Politzer, Eran, Timothy S Anderson, John Z Ayanian, Vilsa E Curto, Jeffrey Souza, Thomas C Tsai, and Bruce E Landon. (2025) 2025. “Perioperative Costs of Elective Surgical Procedures in Medicare Advantage Compared With Traditional Medicare.”. JAMA Health Forum 6 (8): e252258. https://doi.org/10.1001/jamahealthforum.2025.2258.

IMPORTANCE: The utilization of elective surgical procedures is lower for patients enrolled in Medicare Advantage (MA) than in traditional Medicare (TM), but it remains unclear whether surgical episode costs differ between MA and TM for comparable patients.

OBJECTIVE: To compare the estimated costs, markers of resource use (eg, length of stay and location of surgery), and outcomes of surgical episodes for similar patients enrolled in MA and TM.

DESIGN, SETTING, AND PARTICIPANTS: In this retrospective cohort study, 2019 Medicare claims and encounters data were analyzed to compare differences in surgical episode costs for beneficiaries with MA vs TM who underwent common elective surgical procedures across 11 categories. Procedures performed in either inpatient or outpatient settings were included in the analysis. Data were analyzed from January 2023 to March 2025.

EXPOSURES: Enrollment in MA or TM.

MAIN OUTCOMES AND MEASURES: The primary outcomes were estimated 30-day costs of surgical episodes and factors affecting costs and/or outcomes, including share of inpatient procedures, length of stay, share of patients discharged home, and 30-day readmission rates. A secondary outcome explored potential facility selection and patient steering by estimating the distance traveled to surgery. Multivariable linear regression models adjusted for the type of surgical procedure, patient characteristics, and their Elixhauser Comorbidity Index were used to compare outcomes of surgical episodes in patients with MA vs TM within hospital referral regions.

RESULTS: The analysis included 1 177 700 surgical procedures among 1 110 263 Medicare beneficiaries (mean [SD] age, 73.42 [5.8] years; 686 708 females [58.3%]). The overall rate of surgery utilization was lower among MA patients vs TM patients (difference in rate, -4.4%; 95% CI, -4.8% to -4.1%), with variation found across surgical categories. Across procedures, 30-day surgical episode costs for MA patients vs TM patients were, on average, $671 (95% CI, $639-$702) lower. The share of procedures billed at the higher inpatient rate was 5.41 (95% CI, 5.23-5.58) percentage points (pp) lower for MA patients than for TM patients, and the mean length of inpatient stay was 0.27 (95% CI, 0.26-0.29) days shorter. The share of patients discharged home was higher for those with MA vs TM (3.82 [95% CI, 3.65-3.99] pp). MA patients traveled a mean of 2.32 (95% CI, 1.62-3.01) miles farther for surgery. Readmission rates were lower for patients with MA (-0.70 [95% CI, -0.83 to -0.58] pp).

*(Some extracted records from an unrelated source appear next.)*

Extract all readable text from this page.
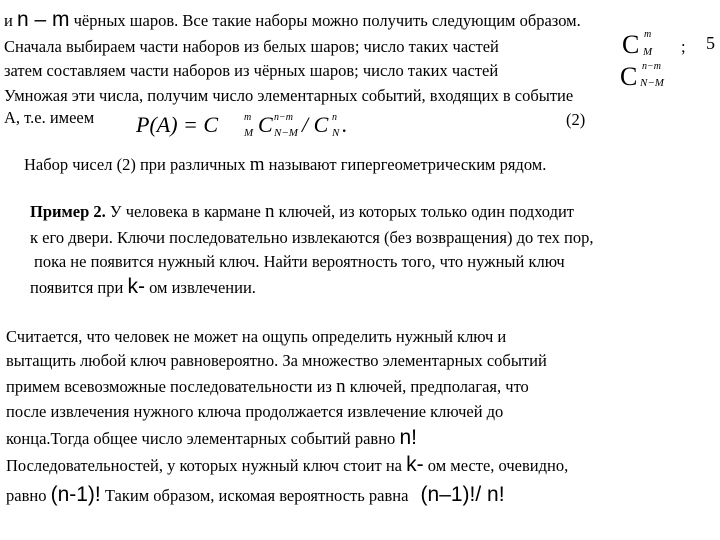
5
и n – m чёрных шаров. Все такие наборы можно получить следующим образом.
Сначала выбираем части наборов из белых шаров; число таких частей	C m
M ;
затем составляем части наборов из чёрных шаров; число таких частей	C n−m
N−M
Умножая эти числа, получим число элементарных событий, входящих в событие
А, т.е. имеем P(A) = C	m
M C n−m
N−M / C n
N .	(2)
Набор чисел (2) при различных m называют гипергеометрическим рядом.
Пример 2. У человека в кармане n ключей, из которых только один подходит
к его двери. Ключи последовательно извлекаются (без возвращения) до тех пор,
пока не появится нужный ключ. Найти вероятность того, что нужный ключ
появится при k- ом извлечении.
Считается, что человек не может на ощупь определить нужный ключ и
вытащить любой ключ равновероятно. За множество элементарных событий
примем всевозможные последовательности из n ключей, предполагая, что
после извлечения нужного ключа продолжается извлечение ключей до
конца.Тогда общее число элементарных событий равно n!
Последовательностей, у которых нужный ключ стоит на k- ом месте, очевидно,
равно (n-1)! Таким образом, искомая вероятность равна (n–1)!/ n!
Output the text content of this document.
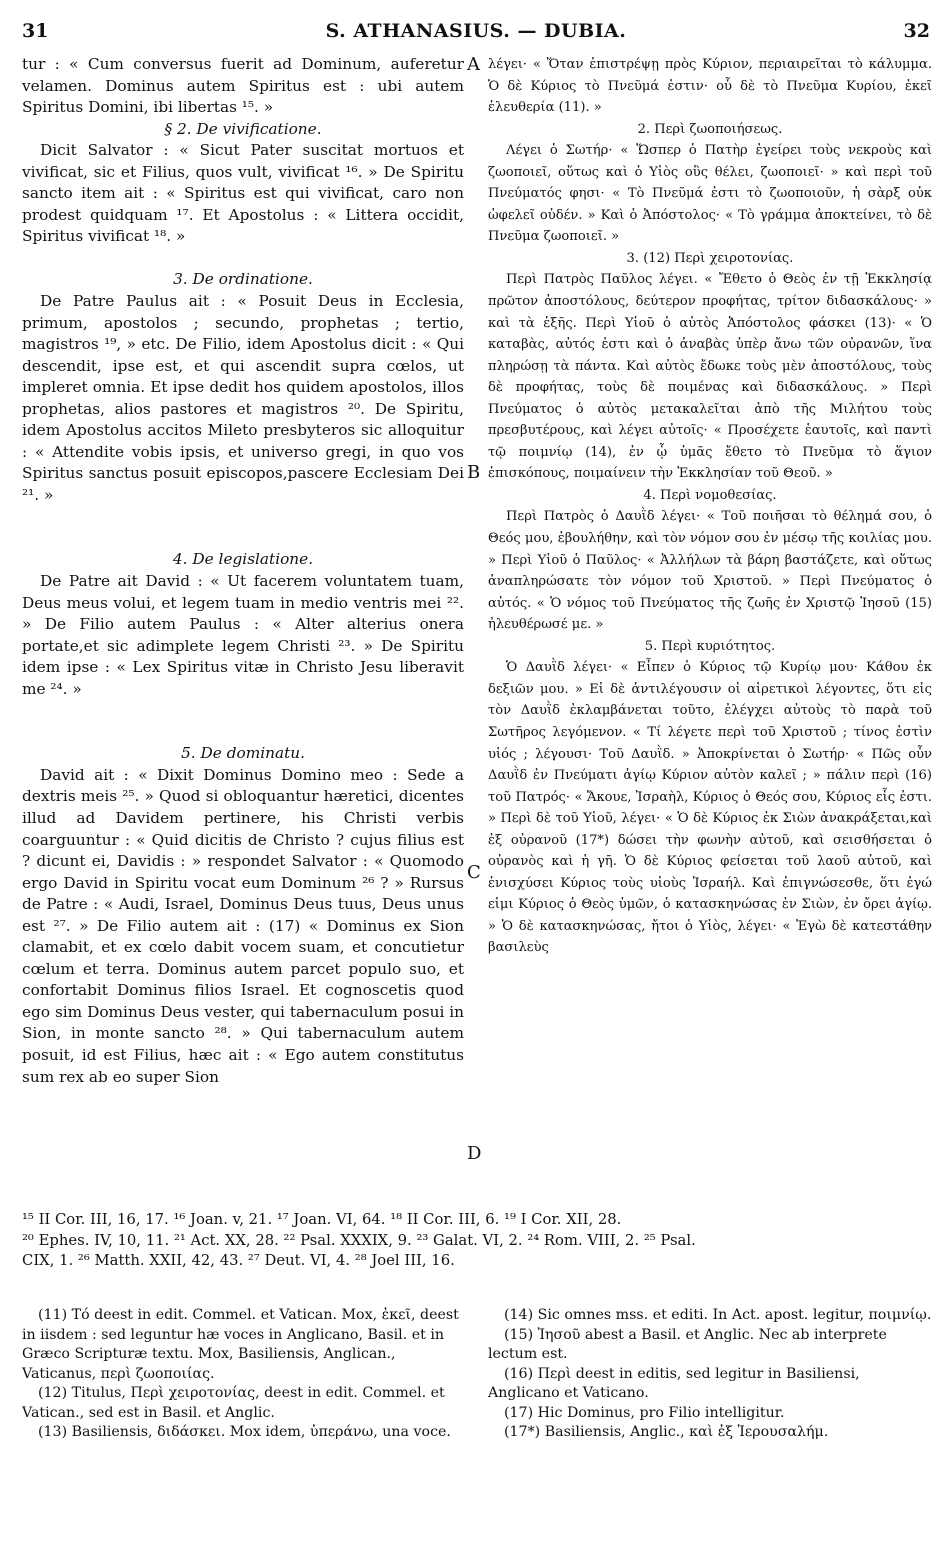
31	S. ATHANASIUS. — DUBIA.	32
A
B
C
D

tur : « Cum conversus fuerit ad Dominum, auferetur velamen. Dominus autem Spiritus est : ubi autem Spiritus Domini, ibi libertas ¹⁵. »

§ 2. De vivificatione.

Dicit Salvator : « Sicut Pater suscitat mortuos et vivificat, sic et Filius, quos vult, vivificat ¹⁶. » De Spiritu sancto item ait : « Spiritus est qui vivificat, caro non prodest quidquam ¹⁷. Et Apostolus : « Littera occidit, Spiritus vivificat ¹⁸. »

3. De ordinatione.

De Patre Paulus ait : « Posuit Deus in Ecclesia, primum, apostolos ; secundo, prophetas ; tertio, magistros ¹⁹, » etc. De Filio, idem Apostolus dicit : « Qui descendit, ipse est, et qui ascendit supra cœlos, ut impleret omnia. Et ipse dedit hos quidem apostolos, illos prophetas, alios pastores et magistros ²⁰. De Spiritu, idem Apostolus accitos Mileto presbyteros sic alloquitur : « Attendite vobis ipsis, et universo gregi, in quo vos Spiritus sanctus posuit episcopos,pascere Ecclesiam Dei ²¹. »

4. De legislatione.

De Patre ait David : « Ut facerem voluntatem tuam, Deus meus volui, et legem tuam in medio ventris mei ²². » De Filio autem Paulus : « Alter alterius onera portate,et sic adimplete legem Christi ²³. » De Spiritu idem ipse : « Lex Spiritus vitæ in Christo Jesu liberavit me ²⁴. »

5. De dominatu.

David ait : « Dixit Dominus Domino meo : Sede a dextris meis ²⁵. » Quod si obloquantur hæretici, dicentes illud ad Davidem pertinere, his Christi verbis coarguuntur : « Quid dicitis de Christo ? cujus filius est ? dicunt ei, Davidis : » respondet Salvator : « Quomodo ergo David in Spiritu vocat eum Dominum ²⁶ ? » Rursus de Patre : « Audi, Israel, Dominus Deus tuus, Deus unus est ²⁷. » De Filio autem ait : (17) « Dominus ex Sion clamabit, et ex cœlo dabit vocem suam, et concutietur cœlum et terra. Dominus autem parcet populo suo, et confortabit Dominus filios Israel. Et cognoscetis quod ego sim Dominus Deus vester, qui tabernaculum posui in Sion, in monte sancto ²⁸. » Qui tabernaculum autem posuit, id est Filius, hæc ait : « Ego autem constitutus sum rex ab eo super Sion

λέγει· « Ὅταν ἐπιστρέψῃ πρὸς Κύριον, περιαιρεῖται τὸ κάλυμμα. Ὁ δὲ Κύριος τὸ Πνεῦμά ἐστιν· οὗ δὲ τὸ Πνεῦμα Κυρίου, ἐκεῖ ἐλευθερία (11). »

2. Περὶ ζωοποιήσεως.

Λέγει ὁ Σωτήρ· « Ὥσπερ ὁ Πατὴρ ἐγείρει τοὺς νεκροὺς καὶ ζωοποιεῖ, οὕτως καὶ ὁ Υἱὸς οὓς θέλει, ζωοποιεῖ· » καὶ περὶ τοῦ Πνεύματός φησι· « Τὸ Πνεῦμά ἐστι τὸ ζωοποιοῦν, ἡ σὰρξ οὐκ ὠφελεῖ οὐδέν. » Καὶ ὁ Ἀπόστολος· « Τὸ γράμμα ἀποκτείνει, τὸ δὲ Πνεῦμα ζωοποιεῖ. »

3. (12) Περὶ χειροτονίας.

Περὶ Πατρὸς Παῦλος λέγει. « Ἔθετο ὁ Θεὸς ἐν τῇ Ἐκκλησίᾳ πρῶτον ἀποστόλους, δεύτερον προφήτας, τρίτον διδασκάλους· » καὶ τὰ ἑξῆς. Περὶ Υἱοῦ ὁ αὐτὸς Ἀπόστολος φάσκει (13)· « Ὁ καταβὰς, αὐτός ἐστι καὶ ὁ ἀναβὰς ὑπὲρ ἄνω τῶν οὐρανῶν, ἵνα πληρώσῃ τὰ πάντα. Καὶ αὐτὸς ἔδωκε τοὺς μὲν ἀποστόλους, τοὺς δὲ προφήτας, τοὺς δὲ ποιμένας καὶ διδασκάλους. » Περὶ Πνεύματος ὁ αὐτὸς μετακαλεῖται ἀπὸ τῆς Μιλήτου τοὺς πρεσβυτέρους, καὶ λέγει αὐτοῖς· « Προσέχετε ἑαυτοῖς, καὶ παντὶ τῷ ποιμνίῳ (14), ἐν ᾧ ὑμᾶς ἔθετο τὸ Πνεῦμα τὸ ἅγιον ἐπισκόπους, ποιμαίνειν τὴν Ἐκκλησίαν τοῦ Θεοῦ. »

4. Περὶ νομοθεσίας.

Περὶ Πατρὸς ὁ Δαυῒδ λέγει· « Τοῦ ποιῆσαι τὸ θέλημά σου, ὁ Θεός μου, ἐβουλήθην, καὶ τὸν νόμον σου ἐν μέσῳ τῆς κοιλίας μου. » Περὶ Υἱοῦ ὁ Παῦλος· « Ἀλλήλων τὰ βάρη βαστάζετε, καὶ οὕτως ἀναπληρώσατε τὸν νόμον τοῦ Χριστοῦ. » Περὶ Πνεύματος ὁ αὐτός. « Ὁ νόμος τοῦ Πνεύματος τῆς ζωῆς ἐν Χριστῷ Ἰησοῦ (15) ἠλευθέρωσέ με. »

5. Περὶ κυριότητος.

Ὁ Δαυῒδ λέγει· « Εἶπεν ὁ Κύριος τῷ Κυρίῳ μου· Κάθου ἐκ δεξιῶν μου. » Εἰ δὲ ἀντιλέγουσιν οἱ αἱρετικοὶ λέγοντες, ὅτι εἰς τὸν Δαυῒδ ἐκλαμβάνεται τοῦτο, ἐλέγχει αὐτοὺς τὸ παρὰ τοῦ Σωτῆρος λεγόμενον. « Τί λέγετε περὶ τοῦ Χριστοῦ ; τίνος ἐστὶν υἱός ; λέγουσι· Τοῦ Δαυῒδ. » Ἀποκρίνεται ὁ Σωτήρ· « Πῶς οὖν Δαυῒδ ἐν Πνεύματι ἁγίῳ Κύριον αὐτὸν καλεῖ ; » πάλιν περὶ (16) τοῦ Πατρός· « Ἄκουε, Ἰσραὴλ, Κύριος ὁ Θεός σου, Κύριος εἷς ἐστι. » Περὶ δὲ τοῦ Υἱοῦ, λέγει· « Ὁ δὲ Κύριος ἐκ Σιὼν ἀνακράξεται,καὶ ἐξ οὐρανοῦ (17*) δώσει τὴν φωνὴν αὐτοῦ, καὶ σεισθήσεται ὁ οὐρανὸς καὶ ἡ γῆ. Ὁ δὲ Κύριος φείσεται τοῦ λαοῦ αὐτοῦ, καὶ ἐνισχύσει Κύριος τοὺς υἱοὺς Ἰσραήλ. Καὶ ἐπιγνώσεσθε, ὅτι ἐγώ εἰμι Κύριος ὁ Θεὸς ὑμῶν, ὁ κατασκηνώσας ἐν Σιὼν, ἐν ὄρει ἁγίῳ. » Ὁ δὲ κατασκηνώσας, ἤτοι ὁ Υἱὸς, λέγει· « Ἐγὼ δὲ κατεστάθην βασιλεὺς

¹⁵ II Cor. III, 16, 17. ¹⁶ Joan. v, 21. ¹⁷ Joan. VI, 64. ¹⁸ II Cor. III, 6. ¹⁹ I Cor. XII, 28.

²⁰ Ephes. IV, 10, 11. ²¹ Act. XX, 28. ²² Psal. XXXIX, 9. ²³ Galat. VI, 2. ²⁴ Rom. VIII, 2. ²⁵ Psal.

CIX, 1. ²⁶ Matth. XXII, 42, 43. ²⁷ Deut. VI, 4. ²⁸ Joel III, 16.

(11) Τό deest in edit. Commel. et Vatican. Mox, ἐκεῖ, deest in iisdem : sed leguntur hæ voces in Anglicano, Basil. et in Græco Scripturæ textu. Mox, Basiliensis, Anglican., Vaticanus, περὶ ζωοποιίας.

(12) Titulus, Περὶ χειροτονίας, deest in edit. Commel. et Vatican., sed est in Basil. et Anglic.

(13) Basiliensis, διδάσκει. Mox idem, ὑπεράνω, una voce.

(14) Sic omnes mss. et editi. In Act. apost. legitur, ποιμνίῳ.

(15) Ἰησοῦ abest a Basil. et Anglic. Nec ab interprete lectum est.

(16) Περὶ deest in editis, sed legitur in Basiliensi, Anglicano et Vaticano.

(17) Hic Dominus, pro Filio intelligitur.

(17*) Basiliensis, Anglic., καὶ ἐξ Ἱερουσαλήμ.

CONCLUSIONS AND RELEVANCE: This study found that in addition to lower utilization of common elective surgical procedures, the costs of surgical episodes were lower for patients enrolled in MA than those enrolled in TM. MA plans had lower costs because more procedures were performed in outpatient settings, required shorter lengths of stay, and less expensive postacute care, with no apparent harm to overall quality. Physician and surgical facility selection and patient steering likely contributed to these cost differences. These findings highlight potential mechanisms by which MA plans may achieve cost savings compared with TM plans.